YB – La Serbia è un paese dove esistono ancora degli intellettuali, vera gente di cultura. Non come in Francia, dove dei “citrulli pomposi” detengono il monopolio della diffusione delle idee e discutono tra di loro su tutti i canali televisivi per dire tutti la stessa cosa. In Serbia gli Americani hanno fallito nella loro offensiva sul Fronte culturale. Con la Fondazione Soros, essi hanno sì provato a comprare l’Unione degli Scrittori, ma non ci sono riusciti. Essi hanno speculato sulla povertà degli scrittori, sul loro disperato bisogno di denaro. Il solo ambito in cui sono riusciti a fare qualcosa tramite i media (soprattutto la televisione) che controllano, è quello della diffusione della subcultura di massa democratica occidentale a base anglosassone. I concerti rock, la diffusione dei reality televisivi. Essi sovvenzionano la promozione di questi elementi di disturbo, pagano le ONG, finanziano i siti internet. Gli Americani sono stati fino ad oggi molto generosi con le loro quinte colonne. I Russi sono incapaci di fare la stessa cosa. Quindi senza i russi, ai quali non si deve dare un assegno in bianco perché sono slavi ortodossi… il popolo serbo manifesta sempre la sua preferenza per le canzoni e le danze tradizionali, la musica bizantina, i canti sacri. Per ciò che viene dall’alba dei tempi e ricorda l’epopea. Moderno ma tipicamente serbo, il Festival delle Trombe di Guča, che riunisce ogni anno in un piccolo villaggio decine di migliaia di partecipanti, ha raggiunto una fama mondiale, per nient’altro che la sua qualità mentre la voga dei canti ortodossi, bizantini e neo-pagani non smette di aumentare. Questa affermazione culturale esplica la vitalità del movimento politico extra-parlamentare irrigato dalle idee trascinanti delle resistenza popolare.

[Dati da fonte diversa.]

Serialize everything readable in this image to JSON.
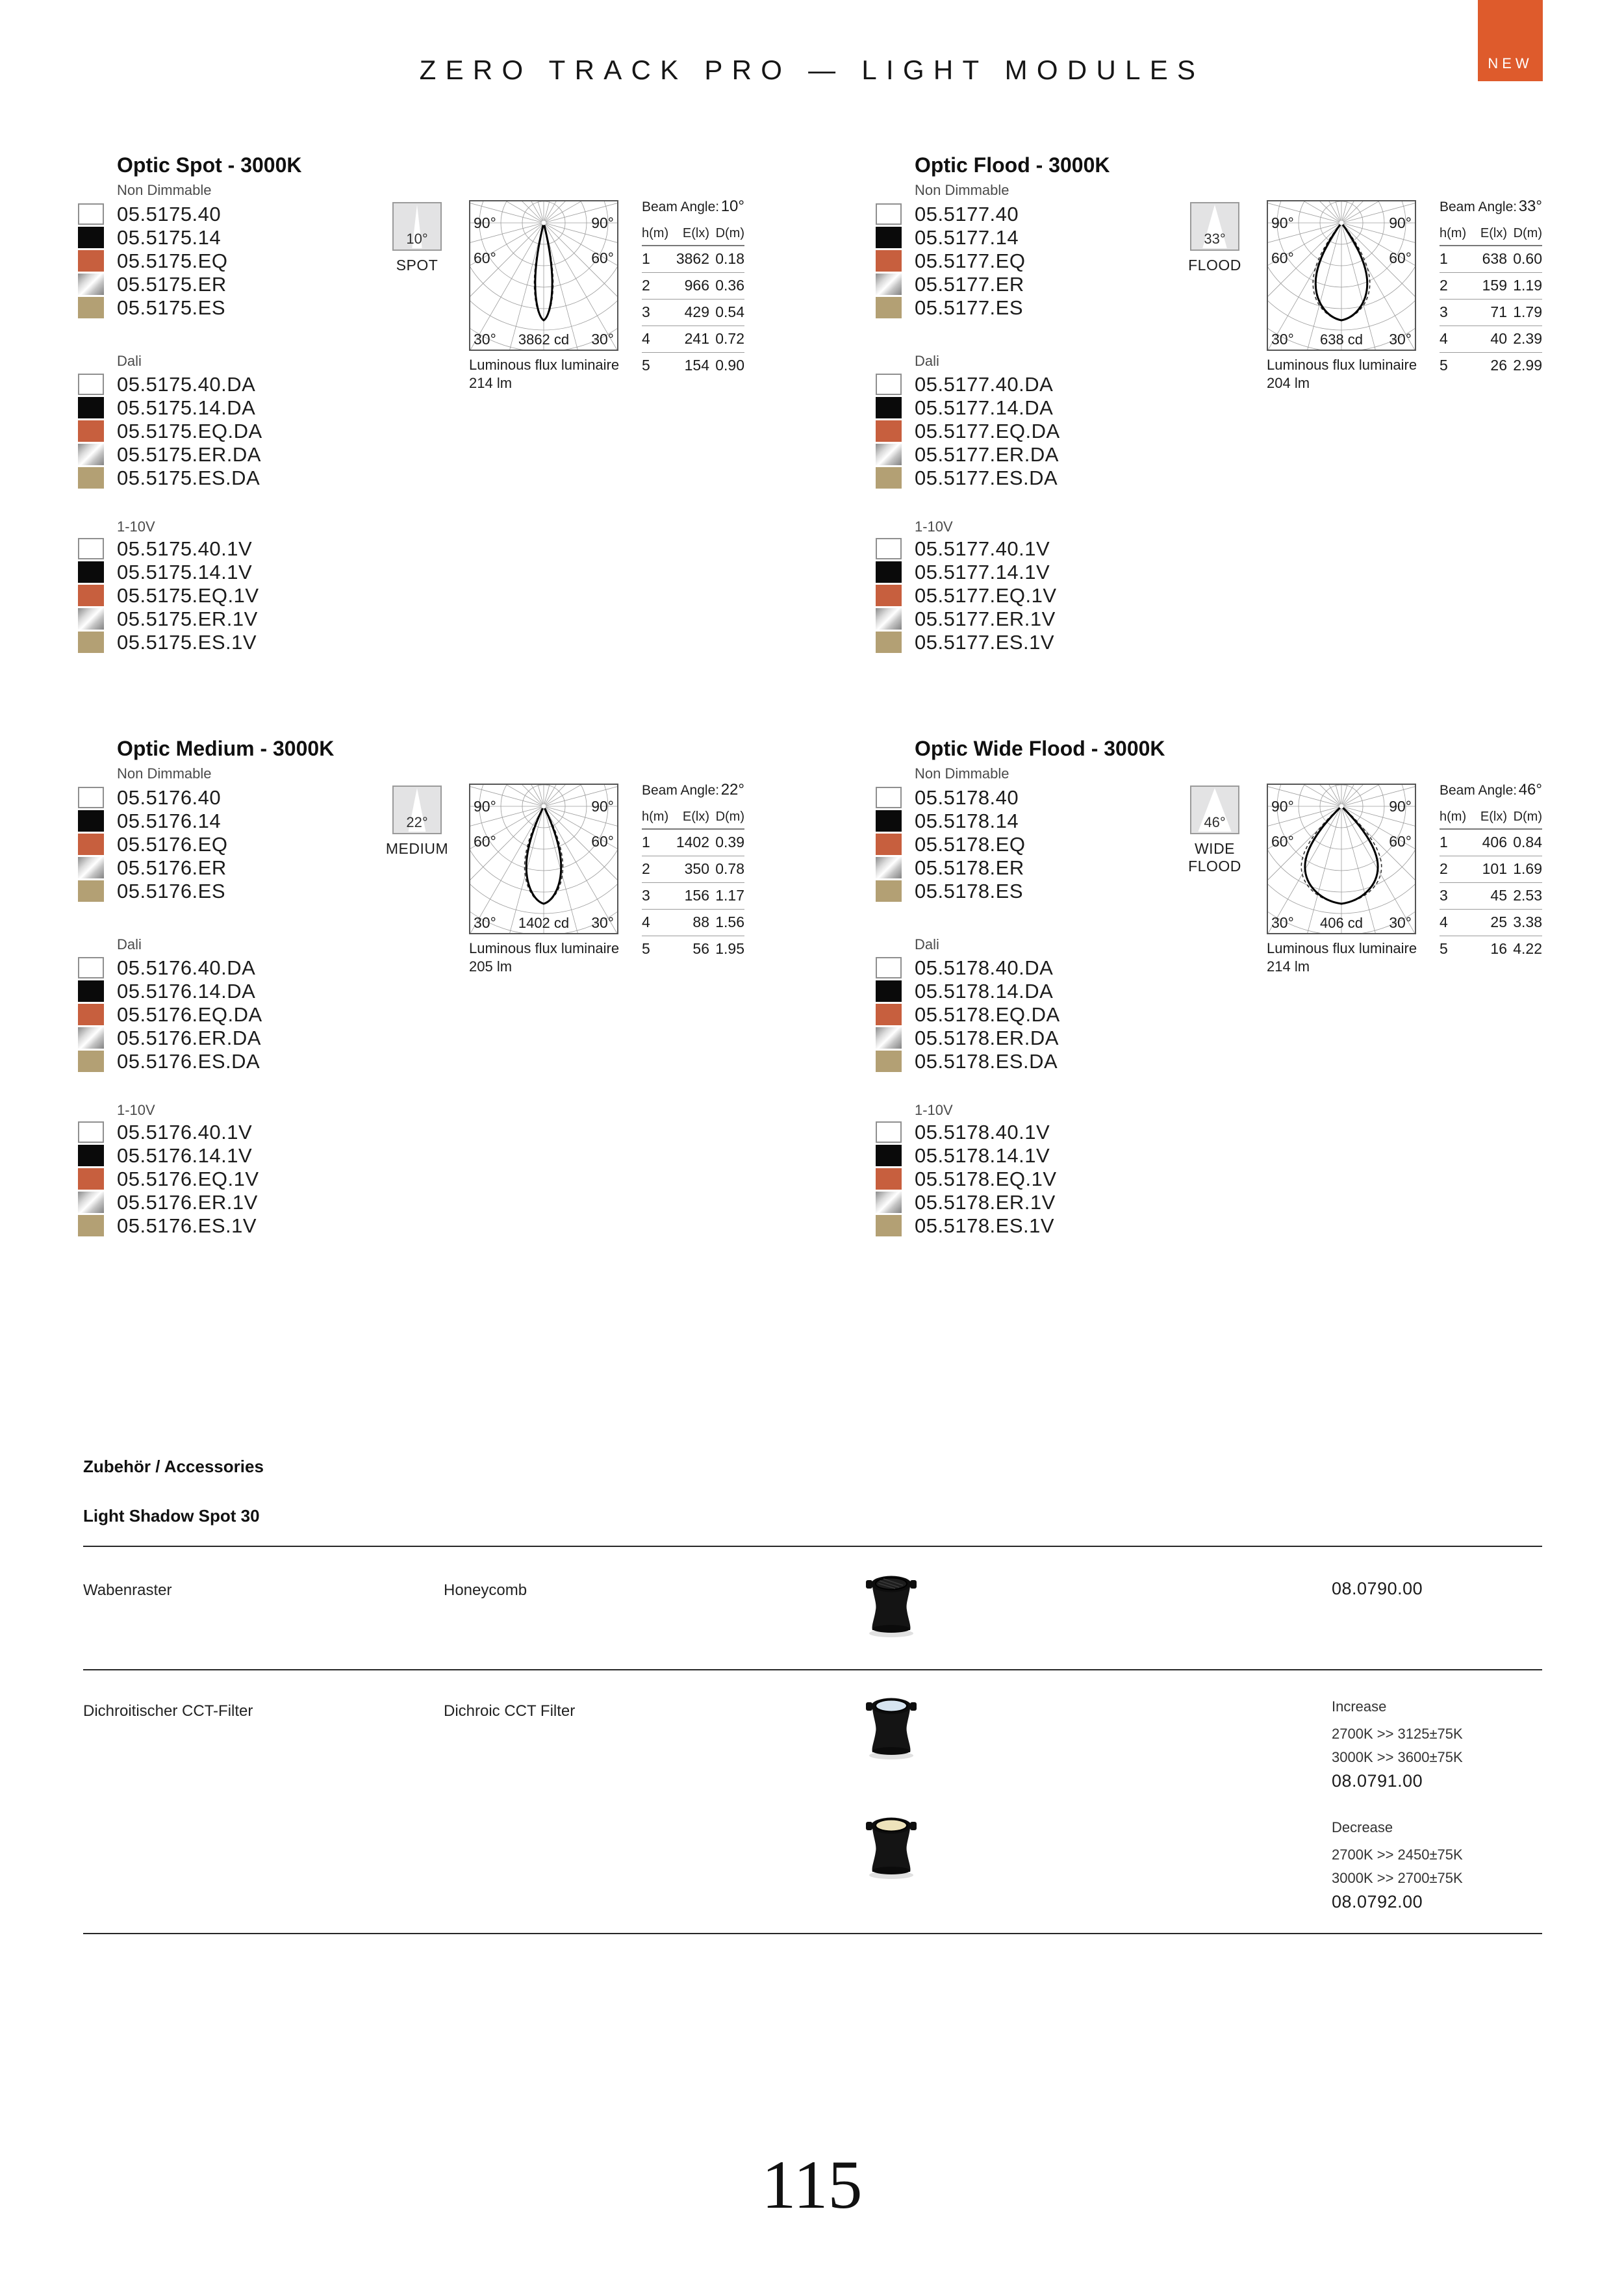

Un esempio della sinergia tra cultura e politica: quando dopo le manifestazioni contro il provocatore Gay Pride il capo del Movimento Obraz e venti dei suoi compagni sono stati imprigionati, centinaia di scrittori, poeti e gente dello spettacolo hanno firmato una petizione per chiedere la loro liberazione. È molto attuale vedere degli intellettuali legati al movimento nazional-patriottico pertecipare a riunioni e manifestazioni di strada o addirittura capeggiarle.
C’è un fossato abissale tra la coscienza nazionale espressa dagli intellettuali serbi e i leader d’opinione occidentali. Dopo l’arresto del generale Mladić, la stampa occidentale ci ha riproposto i cliché che ci propina da quindici anni. Nessuna oggettività e sempre lo stesso vocabolario ostile. Si è fatto resuscitare questo linguaggio come scongelandolo. Giornalisti e politici si felicitano dell’arresto del “macellaio dei Balcani” (il titolo di una futura edizione della televisione de “la 2”) e evocano i benefici terapeutici del tribunale di La Haye. La stampa industriale continua a rimarcare quest’opinione e a ripetere queste menzogne. Credendo di vedere nell’“arresto di Mladic” (come dice) la fine di una storia, questo mezzo superficiale e artefatto non si rende conto che l’arresto del generale Mladić non mette fine al combattimento. La guerra continua con un movimento politico-sociale di contestazione generale che è la Nuova Resistenza Popolare all’azione e il movimento vittorioso di domani.
Yves Bataille, esperto conoscitore della Serbia, consigliere del movimento serbo SEDEP, co-autore de La lotta per il Kosovo (Edizioni all’Insegna del Veltro, Parma 2007), è membro del Comitato scientifico di Eurasia. Rivista di Studi Geopolitici (Italia).